Her words hit him like a knife in the chest, the knowledge that no matter how hard he'd worked to pull himself out of the pit, to make something of himself, to pull his shit together and act like a man, she would always see him as a selfish, irresponsible boy. One who had ripped her heart out and ground it into dust rather than face down his own demons.
For a split second, he saw the pain reflected in her eyes before she shuttered it. But it was enough to trigger an apology more than ten years in the making.
“There isn't a day that goes by that I don't regret the way I ended it with you.”
“I don't want to talk about this,” Carla said, heading for the door.
Sam grabbed her and pushed her back into her chair, standing over her so she couldn't escape. “No. You cut me off before, but I need to say this.”
She sat, stiffly, as Sam knelt in front of her, his hands on the arms of her chair effectively blocking her in. Her face was as pale and stiff as marble, her gaze locked on a point past his shoulder as she refused to meet his gaze.
Sam powered through, unable to stop the words from bursting to the surface. “Even thinking about it makes me sick to my stomach. But you have to know, I did it because I didn't want you to throw your life away over a loser like me. I didn't want to see your disappointment when you realized what a massive mistake you'd made.”
He paused, waiting for her response.
“Are you finished?” she asked in a voice chilly enough to form ice crystals on her lips.
Sam pushed to his feet, a lead weight forming in his stomach as he realized how completely she had closed him out. “I just need you to know the truth. I really cared for you, Carla. You were and are beautiful, kind, and smart, and way better than I deserved.”
She straightened in her chair, shifting in her seat as though shaking off a layer of dust. “Well, there's something we can agree on at least,” she said in a falsely bright
tone. “And while I'm happy you got that off your chest, an apology really wasn't necessary. Like I said before, I'd all but forgotten about what happened between us.”
It was on the tip of his tongue to argue that she wouldn't have accused him of scheming to bang every guest in sight if it was so far back in her memory banks. but before he could say a word, she was up out of her chair and calling Bryce back into the office to start their meeting as though Sam hadn't just spilled his guts all over the place.
A week later, there wasn't so much as a crack in Carla's cool facade.
While he, Sam thought as he pounded out a mile on the treadmill in the resort's gym, had come to the conclusion that working with Carla was torture. Absolute, fucking torture. And damned if he could find a way out.
When they interacted, Carla was all cool politeness and courtesy, treating Sam like he was nothing more than some distant acquaintance, someone she wouldn't have even remembered had he not reappeared in her life.

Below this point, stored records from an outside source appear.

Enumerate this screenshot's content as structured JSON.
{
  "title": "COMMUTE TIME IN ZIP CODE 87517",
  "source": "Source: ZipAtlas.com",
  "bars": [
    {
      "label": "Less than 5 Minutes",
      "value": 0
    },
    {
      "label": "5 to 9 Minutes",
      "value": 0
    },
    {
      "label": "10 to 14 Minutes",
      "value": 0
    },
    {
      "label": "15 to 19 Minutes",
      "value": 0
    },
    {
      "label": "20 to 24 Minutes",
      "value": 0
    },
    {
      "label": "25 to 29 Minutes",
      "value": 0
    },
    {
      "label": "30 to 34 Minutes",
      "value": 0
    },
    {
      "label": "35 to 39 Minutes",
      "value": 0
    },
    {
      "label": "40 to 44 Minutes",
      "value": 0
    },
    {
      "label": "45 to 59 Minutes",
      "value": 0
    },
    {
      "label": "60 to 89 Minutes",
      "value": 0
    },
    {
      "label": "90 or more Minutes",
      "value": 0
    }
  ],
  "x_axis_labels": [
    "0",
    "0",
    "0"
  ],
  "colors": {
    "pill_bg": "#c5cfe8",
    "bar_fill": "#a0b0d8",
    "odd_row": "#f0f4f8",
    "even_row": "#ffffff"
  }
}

While Sam was resorting to this, he thought as he started another punishing circuit of the resort's state of the art gym: a six minute mile on the treadmill, followed by fifty each pull ups, sit ups, pushups, and squat thrusts. Over and over every single morning because this was the only way he could deal with the simmering ache of frustrated desire that dogged him every second of every day he spent with Carla. So close, so unreachable.
Every time he sat across her desk from her as they discussed particular strategies for their high profile guests, he had to fight not to reach out and grab her, lay her across the wide wooden surface. Make her remember everything they were to each other and all the ways he knew how to make her scream with pleasure.
Every time he watched a male guest run his eyes appreciatively over Carla's toned, curvy body, Sam had to fight not to put the guy in a headlock. It was getting so bad, Sam actually considered doing it just so she'd have a legitimate excuse to fire him.